Personal information
- Full name: Matías Gabriel Di Gregorio
- Date of birth: 4 June 1986 (age 38)
- Place of birth: Buenos Aires, Argentina
- Height: 1.70 m (5 ft 7 in)
- Position(s): Left back, Left Midfielder, Winger

Youth career
- Independiente

Senior career*
- Years: Team / Apps / (Gls)
- 2007–2011: Independiente / 17 / (2)
- 2009–2011: → Quilmes (loan) / 23 / (1)
- 2011–2012: Atlético Rafaela / 0 / (0)
- 2012–2013: 3 de Febrero / 40 / (8)
- 2014: Naval / 6 / (0)
- 2014–2015: Atlético Pinto / 3 / (0)
- 2020–2021: Inter Ibiza / 10 / (2)

= Matías Di Gregorio =

Argentine footballer (born 1986)

Matías Gabriel Di Gregorio (born 4 June 1986 in Buenos Aires) is an Argentine former football defender and midfielder.

==Club career==

===Independiente===
Di Gregorio began his playing career in 2006 with Club Atletico Independiente, where he made his youthful career too. His debut was on 16 June 2007 in a 1–3 away win against Gimnasia de Jujuy. On 15 March 2008, he scored his first goal against Gimnasia La Plata in a 3–1 Independiente's victory at Primera División. He participated with a great performance on the tour of the United States and Canada, playing 3 games against Columbus Crew, Atlanta Silverbacks and Toronto FC.

===Quilmes===
In 2009, he dropped down a division to play for Quilmes Atlético Club in Primera B Nacional, playing 23 games, scoring a free kick in the first match of the league.
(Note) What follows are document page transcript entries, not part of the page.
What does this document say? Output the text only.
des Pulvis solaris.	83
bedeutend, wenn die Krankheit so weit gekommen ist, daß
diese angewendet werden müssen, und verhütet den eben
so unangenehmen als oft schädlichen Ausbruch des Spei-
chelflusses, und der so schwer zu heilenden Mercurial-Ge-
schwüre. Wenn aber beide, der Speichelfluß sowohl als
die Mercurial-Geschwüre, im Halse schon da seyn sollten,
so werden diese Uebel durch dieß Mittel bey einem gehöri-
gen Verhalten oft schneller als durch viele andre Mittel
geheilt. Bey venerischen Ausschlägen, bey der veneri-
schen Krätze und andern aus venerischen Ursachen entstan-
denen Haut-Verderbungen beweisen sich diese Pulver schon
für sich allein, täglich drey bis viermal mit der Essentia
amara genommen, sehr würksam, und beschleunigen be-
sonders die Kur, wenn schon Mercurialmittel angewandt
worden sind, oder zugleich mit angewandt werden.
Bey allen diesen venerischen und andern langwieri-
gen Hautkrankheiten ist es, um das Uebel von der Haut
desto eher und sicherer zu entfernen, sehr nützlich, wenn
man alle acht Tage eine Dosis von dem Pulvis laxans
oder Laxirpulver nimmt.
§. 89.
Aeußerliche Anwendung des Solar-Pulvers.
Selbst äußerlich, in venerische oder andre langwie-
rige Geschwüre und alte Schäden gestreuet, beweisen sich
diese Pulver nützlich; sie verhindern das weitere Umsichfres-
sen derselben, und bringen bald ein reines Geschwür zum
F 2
He had a strong performance in the league, being protagonist in many games, achieving promotion of Quilmes Atlético Club to the Argentine Primera División.

===Atlético Rafaela===
In 2011, he signed for Atlético de Rafaela to play in Primera División.

===3 de Febrero===
Di Gregorio signed in 2012 for 3 de Febrero, where he had his best year, playing 40 games and scoring 8 goals. He was one of the figures of the team during the league.

===Naval de Talcahuano===
Actually he plays for Naval de Talcahuano, in the Chilean Primera División B, constituting a fundamental piece for the team.

===In Spain===
In November 2014, it was confirmed, that Di Gregorio joined the Spanish side Atlético Pinto. In 2020–21, he also played for Inter Ibiza.